Thursday, September 14, 2006

Sam Smith reacts to Marc Fisher

DUMB GROWTH IN WARD THREE

MARC FISHER seems to quite happy with the Rosslynization of Washington. On the Post's chat page he commented, "An easy, dominating win for Mary Cheh. . . That's a powerful endorsement by the silent, pro-development majority against the NIMBYs and suburban wannabes who have fought against transit-oriented development around Metro stations."

This is typical of the self-defeating arrogance of the "smart growth" folks, starting right with what they call themselves. As we have pointed out, real people live in the communities that the SG types want to change and they call these communities home, not sprawl. There are lots of ways of increasing density and reducing reliance on the car, but cottoning to the greed and Soviet-style esthetics of DC developers is not the right one.
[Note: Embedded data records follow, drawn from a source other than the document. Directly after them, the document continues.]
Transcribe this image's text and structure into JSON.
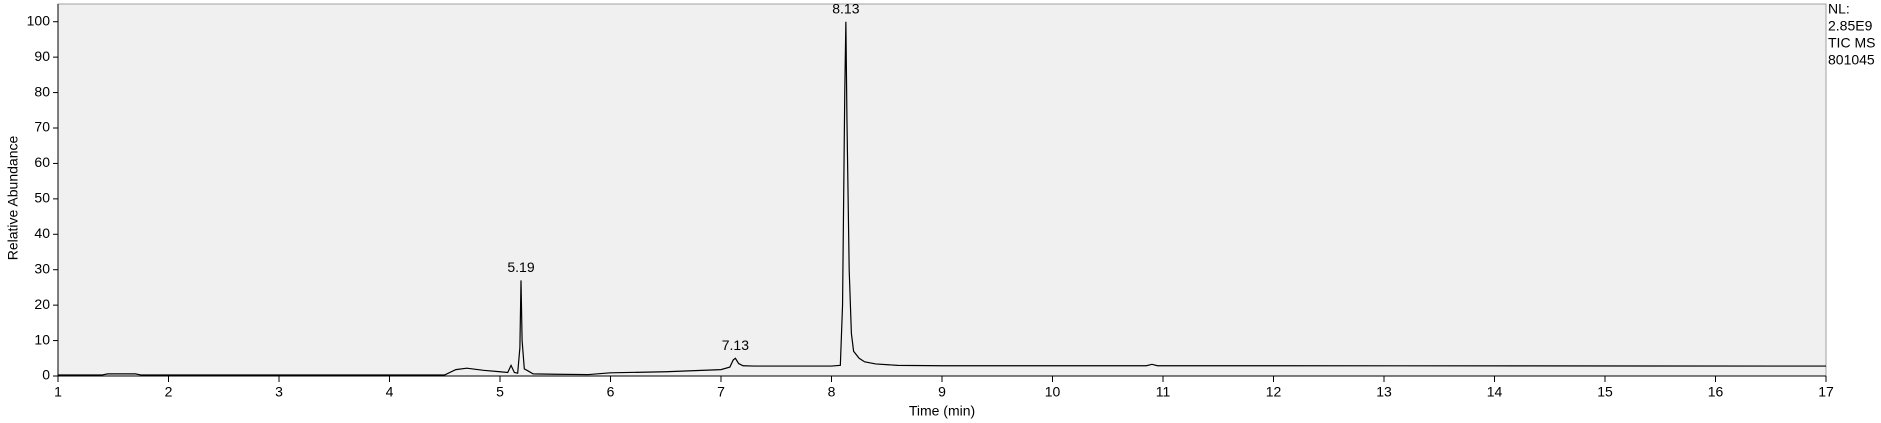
{
  "chart_data": {
    "type": "line",
    "x_label": "Time (min)",
    "y_label": "Relative Abundance",
    "side_text": [
      "NL:",
      "2.85E9",
      "TIC  MS",
      "801045"
    ],
    "x": [
      1,
      1.4,
      1.45,
      1.7,
      1.75,
      4.5,
      4.6,
      4.7,
      4.85,
      5.0,
      5.07,
      5.1,
      5.13,
      5.16,
      5.18,
      5.19,
      5.2,
      5.22,
      5.25,
      5.3,
      5.5,
      5.8,
      6.0,
      6.5,
      7.0,
      7.08,
      7.11,
      7.13,
      7.16,
      7.2,
      7.3,
      8.0,
      8.08,
      8.1,
      8.12,
      8.13,
      8.14,
      8.16,
      8.18,
      8.2,
      8.25,
      8.3,
      8.4,
      8.6,
      9,
      10.85,
      10.9,
      10.95,
      12,
      17
    ],
    "values": [
      0.3,
      0.3,
      0.6,
      0.6,
      0.3,
      0.3,
      1.8,
      2.2,
      1.6,
      1.2,
      1.0,
      3.0,
      1.0,
      0.8,
      8,
      27,
      10,
      2,
      1.5,
      0.6,
      0.5,
      0.4,
      0.9,
      1.2,
      1.8,
      2.5,
      4.5,
      5,
      3.5,
      2.9,
      2.8,
      2.8,
      3,
      20,
      80,
      100,
      72,
      30,
      12,
      7,
      5,
      4,
      3.4,
      3.0,
      2.9,
      2.9,
      3.3,
      2.9,
      2.9,
      2.8
    ],
    "color": "#000000",
    "annotations": [
      {
        "label": "5.19",
        "x": 5.19,
        "y": 27
      },
      {
        "label": "7.13",
        "x": 7.13,
        "y": 5
      },
      {
        "label": "8.13",
        "x": 8.13,
        "y": 100
      }
    ],
    "xlim": [
      1,
      17
    ],
    "xticks": [
      1,
      2,
      3,
      4,
      5,
      6,
      7,
      8,
      9,
      10,
      11,
      12,
      13,
      14,
      15,
      16,
      17
    ],
    "ylim": [
      0,
      105
    ],
    "yticks": [
      0,
      10,
      20,
      30,
      40,
      50,
      60,
      70,
      80,
      90,
      100
    ]
  }
}
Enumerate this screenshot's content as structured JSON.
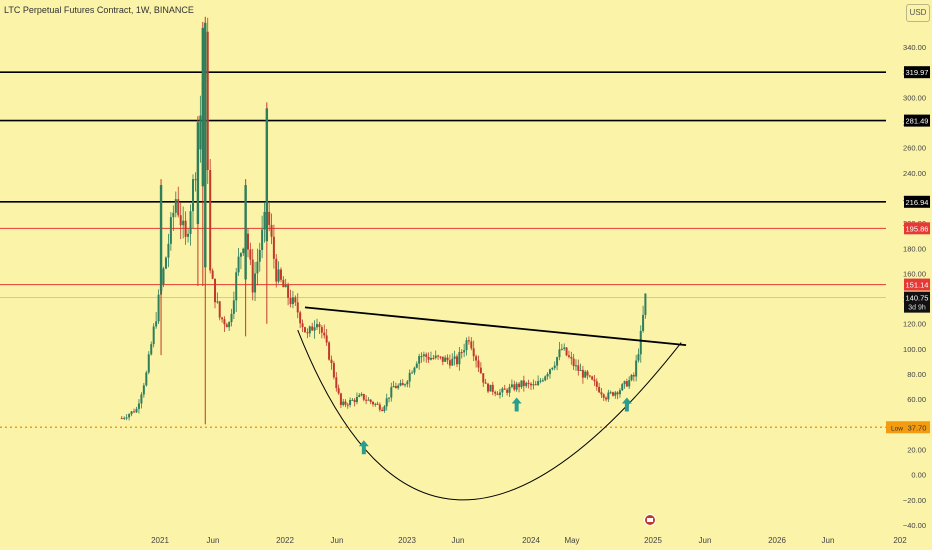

Ward Three was designed around two major streetcar lines - Wisconsin and Connecticut Avenue with a residential thoroughfare - Reno Road - in between. This plan produced some pretty good density - check out the old apartment buildings on Connecticut - but still made it an attractive community.

There is nothing attractive in the sort of buildings being dumped into DC and elsewhere in the name of smart growth. They are ugly manifestations of power without grace.

There are other ways of going about adding density. Better design - in the historic European tradition - is one. Letting people add apartments to their existing homes is another. Adding a story or two of apartments over first floor retail is another. Giving these communities more accessible services rather than just more housing is yet another. And we have suggested that UDC's campus be redesigned as an attractive commercial quadrangle with shops on the first floor and classrooms above.

But dumping more tasteless ten-story boxes is about the dumbest sort of growth you can imagine.